Pure bunk. "Neutralising the cold magnetic force by raising certain high frequency vibrations" is nothing but pseudoscientific gibberish. It
sounds scientific, but only to the undereducated. Vibrations are present in matter, but their frequency doesn't affect their "weight." Raising vibrations to higher frequencies doesn't negate the attraction that the mass of the given bit of matter has on the mass of other matter. Indeed, the methods by which monumental architecture was built in Mesoamerica or Northern Africa (several thousand years and even more thousand miles apart, I might add) are relatively well known and understood. There was no "levitation" as Desmarquet suggests. It wasn't needed.

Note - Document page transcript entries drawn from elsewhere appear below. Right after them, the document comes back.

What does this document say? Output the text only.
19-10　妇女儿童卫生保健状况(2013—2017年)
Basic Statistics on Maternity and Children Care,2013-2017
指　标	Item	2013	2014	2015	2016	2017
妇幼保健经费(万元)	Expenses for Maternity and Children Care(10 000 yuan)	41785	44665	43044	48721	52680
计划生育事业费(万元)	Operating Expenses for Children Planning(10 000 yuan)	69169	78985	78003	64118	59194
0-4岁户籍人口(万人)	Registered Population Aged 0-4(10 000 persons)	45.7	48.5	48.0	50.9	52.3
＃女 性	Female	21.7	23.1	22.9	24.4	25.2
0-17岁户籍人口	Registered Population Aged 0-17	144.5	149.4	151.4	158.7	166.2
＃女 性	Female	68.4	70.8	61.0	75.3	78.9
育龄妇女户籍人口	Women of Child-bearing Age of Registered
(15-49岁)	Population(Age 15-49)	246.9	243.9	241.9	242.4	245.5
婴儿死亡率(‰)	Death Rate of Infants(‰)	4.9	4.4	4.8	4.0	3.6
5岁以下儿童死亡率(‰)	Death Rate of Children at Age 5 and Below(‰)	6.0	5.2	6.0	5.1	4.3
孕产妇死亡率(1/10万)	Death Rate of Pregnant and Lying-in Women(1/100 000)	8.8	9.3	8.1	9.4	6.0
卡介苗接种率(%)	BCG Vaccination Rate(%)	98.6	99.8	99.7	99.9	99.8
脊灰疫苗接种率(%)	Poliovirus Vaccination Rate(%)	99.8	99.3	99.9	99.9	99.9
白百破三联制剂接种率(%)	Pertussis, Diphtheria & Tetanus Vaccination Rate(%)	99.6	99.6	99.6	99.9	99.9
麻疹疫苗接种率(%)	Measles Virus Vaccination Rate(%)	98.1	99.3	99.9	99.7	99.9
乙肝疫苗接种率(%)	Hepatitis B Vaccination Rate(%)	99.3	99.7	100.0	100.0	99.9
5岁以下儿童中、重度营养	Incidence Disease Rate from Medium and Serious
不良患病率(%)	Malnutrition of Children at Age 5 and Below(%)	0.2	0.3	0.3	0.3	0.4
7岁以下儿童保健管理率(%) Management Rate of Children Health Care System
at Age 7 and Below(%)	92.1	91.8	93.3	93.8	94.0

But the most significant bit of information that Desmarquet cites in that passage is the mythical city of Atlantis and the fictional city of Mu. The former is
mostly a
modern myth, not even an ancient one. Plato invented it for his dialogs
Critias and
Timaeus when he criticized the state of Athens for its incursions against the Persians. It was not until Ignatius Donnelly wrote
Atlantis: the Antediluvian World in1882 that Atlantis actually gained any popularity.
Mu, however, is an entirely
fictional city that was created in the mind of “Colonel” James Churchward. He stated that Mu was a highly advanced civilization that existed on a continent in the Pacific Ocean, which sank after the "explosion" of "gas pockets," leaving only Hawaii, Samoa, Tahiti, and Easter Island. When Mu sank, massive worldwide earthquakes caused all civilization to collapse into savagery. Not surprisingly, the good "colonel" provides not a shred of evidence, only his "word" that he translated correctly the stone tablets that told the tale; the same tablets that have never been seen by anyone except the good "colonel."
His word from 1924 doesn't stand up to even the most rudimentary of scientific examinations today. The islands he mentioned are created by well-understood volcanic process that involves "hot spots" under the crust and plate tectonics. If a continent ever existed in the region, it would be extremely obvious and quite visible to magnetometer examinations of the sort that have occurred extensively in the region he suggested.
So Desmarquet is piggybacking the fictions of at least two sources independent of him: Plato and Churchwood. That alone, validates numbers 2 and 3 above.
And we haven't even discussed the nonsense about the world exploding due to man's poor stewardship of the planet. Such grandiose delusions have been associated with UFO nutters for over 50 years. Indeed, Heaven's Gate and the Raelians adapted this theme within their own "manifestos."
It seems clear that Desmarquet is simply a cult of personality. It is no accident that there is a cottage industry around his book.